Holding the Man
- First edition
- Author: Timothy Conigrave
- Language: English
- Publisher: Penguin Group (Australia)
- Publication date: 1995
- Publication place: Australia
- Media type: Print (Paperback)
- Pages: 286 (Penguin, 1996)
- ISBN: 9-7-8014025784-7

= Holding the Man =

1995 autobiography by Timothy Conigrave

Holding the Man is a 1995 memoir by Australian writer, actor, and activist Timothy Conigrave. It tells of his 15-year love affair with John Caleo, which started when they met in the mid-1970s at Xavier College, an all-boys Jesuit Catholic school in Melbourne, and follows their relationship through the 1990s when they both developed AIDS. The book, which won the 1995 Human Rights Award for Non-Fiction, has been adapted as a play, a docudrama, and in 2015 a film starring Ryan Corr, Craig Stott, Anthony La Paglia, Geoffrey Rush and Guy Pearce.

"Holding the Man" refers to a rule in Australian Rules Football where a defensive player is awarded a free kick for being tackled while not being in possession of the ball. Caleo, Conigrave's lover, was captain of the school football team.
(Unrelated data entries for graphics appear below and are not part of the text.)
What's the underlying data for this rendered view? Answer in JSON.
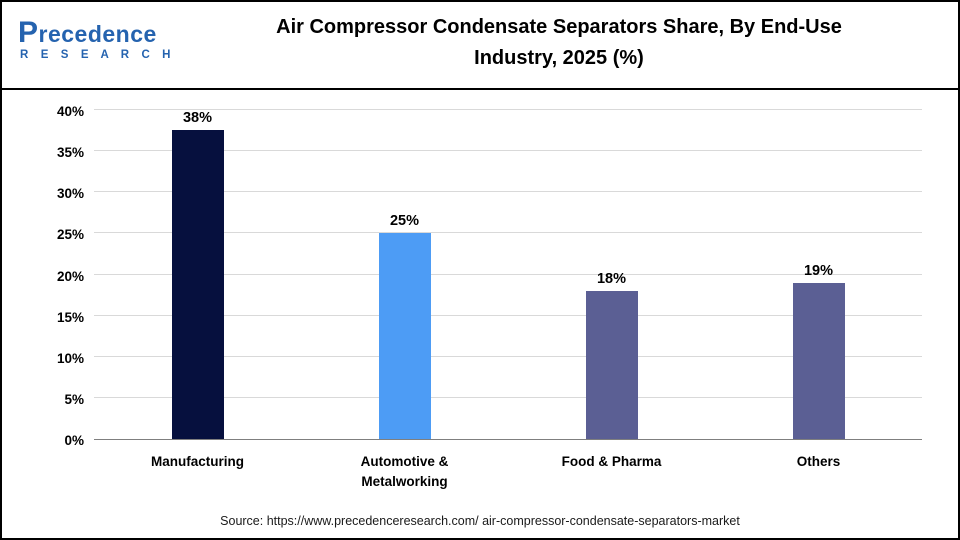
{
  "header": {
    "logo": {
      "name": "Precedence",
      "sub": "R E S E A R C H"
    },
    "title_line1": "Air Compressor Condensate Separators Share, By End-Use",
    "title_line2": "Industry, 2025 (%)"
  },
  "chart_data": {
    "type": "bar",
    "title": "Air Compressor Condensate Separators Share, By End-Use Industry, 2025 (%)",
    "categories": [
      "Manufacturing",
      "Automotive & Metalworking",
      "Food & Pharma",
      "Others"
    ],
    "values": [
      38,
      25,
      18,
      19
    ],
    "value_labels": [
      "38%",
      "25%",
      "18%",
      "19%"
    ],
    "bar_colors": [
      "#06103E",
      "#4D9CF5",
      "#5B5F94",
      "#5B5F94"
    ],
    "ylim": [
      0,
      40
    ],
    "ytick_step": 5,
    "ytick_suffix": "%",
    "grid": true,
    "legend": "none",
    "xlabel": "",
    "ylabel": ""
  },
  "footer": {
    "source": "Source: https://www.precedenceresearch.com/ air-compressor-condensate-separators-market"
  },
  "colors": {
    "brand_blue": "#2563af",
    "gridline": "#d9d9d9",
    "axis_line": "#7f7f7f"
  }
}
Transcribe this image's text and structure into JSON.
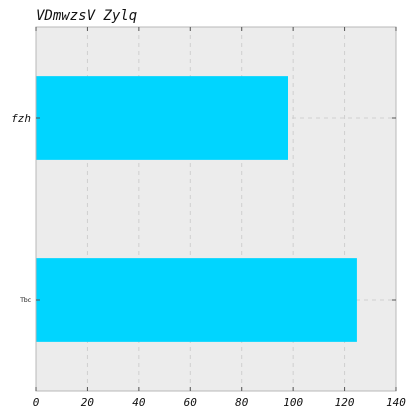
{
  "chart_data": {
    "type": "bar",
    "orientation": "horizontal",
    "title": "VDmwzsV Zylq",
    "xlabel": "",
    "ylabel": "",
    "categories": [
      "Tbc",
      "fzh"
    ],
    "values": [
      124.8,
      98.0
    ],
    "xlim": [
      0,
      140
    ],
    "xticks": [
      0,
      20,
      40,
      60,
      80,
      100,
      120,
      140
    ],
    "grid": true,
    "legend": "none",
    "colors": {
      "bar": "#00d5ff",
      "plot_bg": "#ececec",
      "grid": "#cfcfcf",
      "frame": "#b8b8b8"
    }
  }
}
Holding the Man was published in February 1995 by Penguin Books in Australia just a few months after Conigrave's death, and has since been published in Spain and North America.

==Plot==
The story opens at Kostka, Xavier's junior (preparatory) school in Melbourne. Here, the author begins to sexually experiment with other boys, and comes to the realisation that he is gay. Several years later, on his first day at Xavier College (the Jesuit senior school), Conigrave sees John Caleo for the first time.

The two form a friendship, and at the suggestion of one of Tim's female friends, John is invited to a dinner party at Tim's house. The girls know Tim is in love with John, and "pass a kiss" around the table for his benefit.

A few weeks later, Tim rings John at home, and asks "John Caleo, will you go round with me?" The reply is an unambiguous "Yep".

The two graduate from high school in 1977, Tim attending Monash University and John studying to be a chiropractor at College. Despite parental opposition, Conigrave's eventual move to Sydney in order to attend NIDA, and youthful experimentation and infidelities, the relationship continues.

Tragically, when Tim and John finally move in together in Sydney and are genuinely happy, they are both diagnosed with HIV. The year is 1985.

Until 1990, the men have relatively mild symptoms. Sadly, in the autumn of 1991, John begins to rapidly deteriorate, suffering from lymphoma. Tim cares for his partner, whilst nursing symptoms of his own. The misery of HIV/AIDS is laid bare before the reader, with Conigrave sparing nothing in detailing the cruel progression of the disease. He watches as his lover's once-strong body is ravaged. The reader helplessly looks on as the story moves to its devastating conclusion.

At Christmas, in 1991, John is admitted to the Fairfield Hospital in Melbourne. A month later, on Australia Day 1992, he dies of an AIDS-related illness, with his lover by his side, gently stroking his hair. Nearly three years later, shortly after finishing Holding the Man, Tim Conigrave passes away in Sydney.

== Awards and notable reviews ==
Publishers have claimed that the book has won the Human Rights award for Non-Fiction in 1995, and has been listed as one of the "100 Favourite Australian Books" by the Australian society of Authors in 2003.

In 2015 UK singer Sam Smith praised the memoir on their Instagram account: "The most powerful thing for me was how this book captured what it's like to grow up gay and all those confusing scary and amazing moments I had coming out and realising who I was...this book and film pretty much changed my life".

Veteran London stage director, and director of the film, Neil Armfeld described the book as "extremely important in Australian gay history" going on to say that it "surveyed that time in Australian gay life."

Tim Robey of the Australian Telegraph described it as "Romeo and Juliet for the AIDS era.

Peter Kenneally from the Australian Book Review likens the story to Pyramus and Thisbe.

==Spanish and North American editions==
The book was published in Spanish in 2002 under the title Amando En Tiempos De Silencio (Loving in the Days of Silence). (ISBN 84-95346-24-9).

The United States and Canadian edition of Holding the Man (with an afterword by Tommy Murphy) was released in September 2007 by Cuttyhunk Books, Boston, Massachusetts. (EAN/ISBN 978-0-97882595-9).

==Adaptations==

Holding the Man was adapted for the stage by Tommy Murphy in 2006. The original production, directed by David Berthold, is one of the most successful Australian stage productions in recent years, playing in most Australian capital cities and London's West End.

Murphy also wrote the script for the 2015 film adaptation, directed by Neil Armfield.

A feature-length documentary about Tim and John's relationship, called Remembering the Man, was released in 2015. The documentary had its world premiere on 18 October (the 21st anniversary of Conigrave's death) at the Adelaide Film Festival where it won the audience award for best documentary.